As with many journalists who turn their quills to novel
writing, Anders’ fist attempt at long-form writing seems to be an aggregation
of vignettes. The prose is more than competent in places, but the structure is
uneven, the pace is off-putting and the dialogue left us wondering about the
intended audience.
Written with knowledge of the genre
That being said, Anders’ long-time involvement in fandom and
knowledge of the genre shine through. Members of our book club praised the
magic system she created and the odd applications of scientific technology
— particularly the university-based A.I. that is trying to help people
find romantic partners.
Many of these ideas may be worthy of development into
standalone short stories — a format that Anders has shown skill with in
the past (We would particularly highlight her first-rate story The Fermi Paradox Is My Business Model).
Charlie Jane Anders (Image via Wikipedia) |
As noted in a previous blog post, our group has a preference
for books that have a beginning, middle and end and are self-contained. This
book’s large-scale structure — childhood, divergence, conflict, apocalypse
— works, and it’s good to see at least one nominated book that fulfills a
single large narrative arc.
Uneven pacing
But the pacing of this arc is choppy and characters
disappear and reappear suddenly and without explanation. The assassin — one of
the more interesting characters in the book — disappears for long
stretches without cause and, when he is written in, seems to act without clear
motives.
The book’s exploration of societal dichotomy between nature-based
neo-pagan beliefs and technophilia spurred some lively debate in our group.

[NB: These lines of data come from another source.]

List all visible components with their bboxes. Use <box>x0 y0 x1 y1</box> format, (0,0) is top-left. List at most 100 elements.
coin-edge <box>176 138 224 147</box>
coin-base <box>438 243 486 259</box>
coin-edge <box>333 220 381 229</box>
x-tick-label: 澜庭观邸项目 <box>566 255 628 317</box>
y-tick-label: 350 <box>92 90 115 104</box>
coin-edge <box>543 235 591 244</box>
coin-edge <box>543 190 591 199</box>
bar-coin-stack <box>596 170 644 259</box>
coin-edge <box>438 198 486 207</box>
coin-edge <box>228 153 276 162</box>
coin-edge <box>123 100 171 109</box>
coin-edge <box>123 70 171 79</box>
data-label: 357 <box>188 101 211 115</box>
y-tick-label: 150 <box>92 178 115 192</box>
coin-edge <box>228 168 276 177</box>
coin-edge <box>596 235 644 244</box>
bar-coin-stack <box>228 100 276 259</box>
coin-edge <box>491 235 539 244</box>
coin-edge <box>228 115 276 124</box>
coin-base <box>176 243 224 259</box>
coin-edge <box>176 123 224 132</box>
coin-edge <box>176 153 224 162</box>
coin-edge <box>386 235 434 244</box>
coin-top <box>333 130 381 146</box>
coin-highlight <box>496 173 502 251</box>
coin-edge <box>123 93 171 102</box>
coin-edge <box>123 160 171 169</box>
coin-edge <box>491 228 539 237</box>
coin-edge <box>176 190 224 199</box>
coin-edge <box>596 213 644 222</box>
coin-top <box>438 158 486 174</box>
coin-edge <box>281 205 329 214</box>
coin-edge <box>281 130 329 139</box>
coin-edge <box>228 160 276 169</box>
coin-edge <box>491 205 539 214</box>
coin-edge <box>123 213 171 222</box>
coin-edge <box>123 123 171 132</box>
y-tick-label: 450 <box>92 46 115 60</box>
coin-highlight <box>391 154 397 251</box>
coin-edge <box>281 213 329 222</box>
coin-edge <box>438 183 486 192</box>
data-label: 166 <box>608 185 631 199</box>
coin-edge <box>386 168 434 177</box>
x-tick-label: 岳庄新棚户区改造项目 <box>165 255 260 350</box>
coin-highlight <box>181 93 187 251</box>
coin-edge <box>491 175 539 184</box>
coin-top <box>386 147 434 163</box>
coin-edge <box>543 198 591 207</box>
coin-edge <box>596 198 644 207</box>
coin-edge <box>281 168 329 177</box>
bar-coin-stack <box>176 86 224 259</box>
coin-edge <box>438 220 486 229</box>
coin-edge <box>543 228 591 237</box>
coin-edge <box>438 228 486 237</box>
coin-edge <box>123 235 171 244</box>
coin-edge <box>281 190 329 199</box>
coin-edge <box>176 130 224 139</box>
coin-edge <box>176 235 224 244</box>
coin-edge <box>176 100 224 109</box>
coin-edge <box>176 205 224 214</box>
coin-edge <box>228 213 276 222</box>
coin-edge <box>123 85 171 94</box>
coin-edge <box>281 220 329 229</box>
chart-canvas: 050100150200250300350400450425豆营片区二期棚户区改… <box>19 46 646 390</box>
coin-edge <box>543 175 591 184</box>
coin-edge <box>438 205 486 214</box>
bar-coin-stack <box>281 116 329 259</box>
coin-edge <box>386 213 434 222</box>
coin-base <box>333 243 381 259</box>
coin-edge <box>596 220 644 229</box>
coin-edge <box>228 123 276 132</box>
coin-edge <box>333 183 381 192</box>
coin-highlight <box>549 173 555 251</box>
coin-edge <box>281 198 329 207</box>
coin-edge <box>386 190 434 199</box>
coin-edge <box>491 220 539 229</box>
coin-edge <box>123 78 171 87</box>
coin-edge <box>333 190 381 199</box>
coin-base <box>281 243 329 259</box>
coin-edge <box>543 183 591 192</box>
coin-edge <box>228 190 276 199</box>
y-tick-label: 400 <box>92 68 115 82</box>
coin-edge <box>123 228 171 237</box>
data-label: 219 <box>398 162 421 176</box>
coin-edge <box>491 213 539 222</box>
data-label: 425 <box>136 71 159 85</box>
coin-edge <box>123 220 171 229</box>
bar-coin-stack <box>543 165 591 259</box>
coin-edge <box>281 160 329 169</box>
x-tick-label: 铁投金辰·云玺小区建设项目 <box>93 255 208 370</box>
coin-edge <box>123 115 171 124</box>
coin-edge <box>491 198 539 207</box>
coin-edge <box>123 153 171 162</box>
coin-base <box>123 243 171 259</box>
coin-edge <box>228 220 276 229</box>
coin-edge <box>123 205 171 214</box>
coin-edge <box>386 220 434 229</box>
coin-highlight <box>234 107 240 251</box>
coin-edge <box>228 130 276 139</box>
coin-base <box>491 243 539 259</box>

Given our appreciation for much of Anders’ previous work as
a journalist and short stories, many of us are looking forward to her
subsequent works. However, this book was not at the top of any of our Hugo
ballots.
As the group outlier, I wanted to add that I thought of the book as an allusion to climate change and how a small human action could have helped early in the book but because she (we) didn't understand what was needed or believe anything was needed nothing was done until it was too late. (This theme fell apart a bit at the end as the human answer was not an answer and the majority of the 'fix' was back to the science as savior technophilia which was against the book's main portrayal of science as either dangerous or vapid.)